Unit testing dbt models - Time & Space Complexity
When we run unit tests on dbt models, we want to know how the time it takes grows as our data or tests grow.
We ask: How does testing time change when we add more data or more tests?
Analyze the time complexity of the following dbt test code snippet.
-- Simple uniqueness test on a model column
select
id,
count(*) as count
from {{ ref('my_model') }}
group by id
having count > 1
This test checks if the 'id' column in the model has duplicate values.
Look for repeated work in the test query.
- Primary operation: Scanning all rows of the model to group by 'id'.
- How many times: Once over the entire dataset for grouping and counting.
As the number of rows in the model grows, the grouping and counting take more time.

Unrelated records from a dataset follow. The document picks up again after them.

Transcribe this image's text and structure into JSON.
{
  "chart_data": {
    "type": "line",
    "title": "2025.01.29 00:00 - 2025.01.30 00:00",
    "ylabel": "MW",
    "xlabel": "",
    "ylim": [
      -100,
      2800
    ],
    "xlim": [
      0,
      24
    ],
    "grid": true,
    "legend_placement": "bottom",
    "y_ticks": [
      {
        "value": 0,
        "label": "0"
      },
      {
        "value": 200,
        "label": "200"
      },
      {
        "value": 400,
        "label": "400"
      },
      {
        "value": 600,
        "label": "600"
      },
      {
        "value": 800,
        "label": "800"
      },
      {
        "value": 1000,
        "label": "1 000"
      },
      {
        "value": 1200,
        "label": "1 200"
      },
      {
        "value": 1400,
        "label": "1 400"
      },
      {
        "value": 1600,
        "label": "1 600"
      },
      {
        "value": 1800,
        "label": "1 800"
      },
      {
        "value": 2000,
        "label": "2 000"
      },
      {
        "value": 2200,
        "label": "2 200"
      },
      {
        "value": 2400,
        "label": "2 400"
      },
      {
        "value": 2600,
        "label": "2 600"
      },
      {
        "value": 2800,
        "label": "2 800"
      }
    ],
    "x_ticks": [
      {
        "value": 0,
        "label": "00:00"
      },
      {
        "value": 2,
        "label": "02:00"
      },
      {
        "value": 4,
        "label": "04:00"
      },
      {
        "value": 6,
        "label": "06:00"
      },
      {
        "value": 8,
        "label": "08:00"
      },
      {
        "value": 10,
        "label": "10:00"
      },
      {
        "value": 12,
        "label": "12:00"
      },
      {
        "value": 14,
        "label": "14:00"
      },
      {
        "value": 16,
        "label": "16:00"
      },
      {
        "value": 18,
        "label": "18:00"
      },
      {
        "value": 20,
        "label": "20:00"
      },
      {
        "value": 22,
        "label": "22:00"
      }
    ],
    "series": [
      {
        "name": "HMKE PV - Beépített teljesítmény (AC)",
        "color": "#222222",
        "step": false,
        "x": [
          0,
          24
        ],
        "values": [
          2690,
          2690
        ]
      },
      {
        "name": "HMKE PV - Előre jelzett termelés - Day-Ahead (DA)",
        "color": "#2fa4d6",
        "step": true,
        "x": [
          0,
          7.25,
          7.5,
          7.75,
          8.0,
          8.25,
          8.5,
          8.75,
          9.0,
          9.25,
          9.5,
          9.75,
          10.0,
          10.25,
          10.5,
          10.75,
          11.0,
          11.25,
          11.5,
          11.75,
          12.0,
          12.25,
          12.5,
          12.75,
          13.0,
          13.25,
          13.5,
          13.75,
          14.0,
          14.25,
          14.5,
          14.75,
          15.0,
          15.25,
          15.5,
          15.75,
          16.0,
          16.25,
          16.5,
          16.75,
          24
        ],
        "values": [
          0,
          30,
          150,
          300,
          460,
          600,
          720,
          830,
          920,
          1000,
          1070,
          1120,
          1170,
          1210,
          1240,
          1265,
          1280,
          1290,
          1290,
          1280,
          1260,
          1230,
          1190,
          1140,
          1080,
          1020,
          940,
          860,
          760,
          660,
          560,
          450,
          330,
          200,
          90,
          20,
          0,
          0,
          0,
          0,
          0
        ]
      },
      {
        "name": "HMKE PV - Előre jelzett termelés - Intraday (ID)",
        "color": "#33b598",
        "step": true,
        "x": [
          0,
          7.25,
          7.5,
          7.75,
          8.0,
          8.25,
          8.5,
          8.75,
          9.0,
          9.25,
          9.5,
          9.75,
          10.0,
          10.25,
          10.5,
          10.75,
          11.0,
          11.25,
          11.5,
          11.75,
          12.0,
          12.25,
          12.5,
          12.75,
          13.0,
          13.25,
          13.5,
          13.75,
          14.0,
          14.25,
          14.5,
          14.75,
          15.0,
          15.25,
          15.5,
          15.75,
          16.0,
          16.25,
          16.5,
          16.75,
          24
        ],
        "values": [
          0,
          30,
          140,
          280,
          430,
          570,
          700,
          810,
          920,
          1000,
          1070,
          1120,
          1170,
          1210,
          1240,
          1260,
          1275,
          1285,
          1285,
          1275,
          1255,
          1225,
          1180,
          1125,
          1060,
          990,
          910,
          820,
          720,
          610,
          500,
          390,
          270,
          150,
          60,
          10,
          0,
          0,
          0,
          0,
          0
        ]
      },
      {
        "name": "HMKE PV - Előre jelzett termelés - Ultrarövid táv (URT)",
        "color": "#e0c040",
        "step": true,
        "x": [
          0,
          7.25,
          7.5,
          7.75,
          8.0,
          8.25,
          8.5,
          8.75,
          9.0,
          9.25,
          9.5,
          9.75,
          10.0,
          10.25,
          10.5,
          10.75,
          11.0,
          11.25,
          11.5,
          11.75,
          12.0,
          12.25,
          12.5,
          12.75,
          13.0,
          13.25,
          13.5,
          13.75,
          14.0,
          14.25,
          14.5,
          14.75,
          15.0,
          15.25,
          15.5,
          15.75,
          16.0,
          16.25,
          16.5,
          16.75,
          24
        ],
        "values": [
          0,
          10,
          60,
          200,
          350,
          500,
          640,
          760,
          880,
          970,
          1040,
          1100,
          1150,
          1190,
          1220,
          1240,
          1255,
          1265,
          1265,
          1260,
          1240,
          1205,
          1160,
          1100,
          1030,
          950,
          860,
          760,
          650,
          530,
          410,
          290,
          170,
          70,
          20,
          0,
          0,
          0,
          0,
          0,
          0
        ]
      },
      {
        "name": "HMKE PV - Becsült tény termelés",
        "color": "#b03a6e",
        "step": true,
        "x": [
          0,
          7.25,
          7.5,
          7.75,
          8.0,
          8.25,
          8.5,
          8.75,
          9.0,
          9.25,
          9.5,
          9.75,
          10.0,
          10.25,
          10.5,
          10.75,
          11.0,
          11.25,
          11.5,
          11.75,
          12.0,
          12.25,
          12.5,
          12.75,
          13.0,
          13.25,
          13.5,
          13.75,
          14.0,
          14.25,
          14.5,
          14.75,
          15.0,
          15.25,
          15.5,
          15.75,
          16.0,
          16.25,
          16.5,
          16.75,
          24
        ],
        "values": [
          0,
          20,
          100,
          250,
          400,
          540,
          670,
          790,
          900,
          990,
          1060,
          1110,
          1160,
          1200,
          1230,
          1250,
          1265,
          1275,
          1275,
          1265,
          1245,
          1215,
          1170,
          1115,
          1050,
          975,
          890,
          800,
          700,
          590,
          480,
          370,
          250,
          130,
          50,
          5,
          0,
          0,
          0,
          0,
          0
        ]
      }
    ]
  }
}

| Input Size (n) | Approx. Operations |
|---|---|
| 10 | About 10 rows scanned and grouped |
| 100 | About 100 rows scanned and grouped |
| 1000 | About 1000 rows scanned and grouped |
Pattern observation: The work grows roughly in direct proportion to the number of rows.
Time Complexity: O(n)
This means the test time grows linearly as the data size increases.
[X] Wrong: "Unit tests run instantly no matter how big the data is."
[OK] Correct: The test scans all data rows, so bigger data means longer test time.
Understanding how test time grows helps you write efficient tests and explain your choices clearly.
"What if we added multiple columns to test uniqueness on? How would the time complexity change?"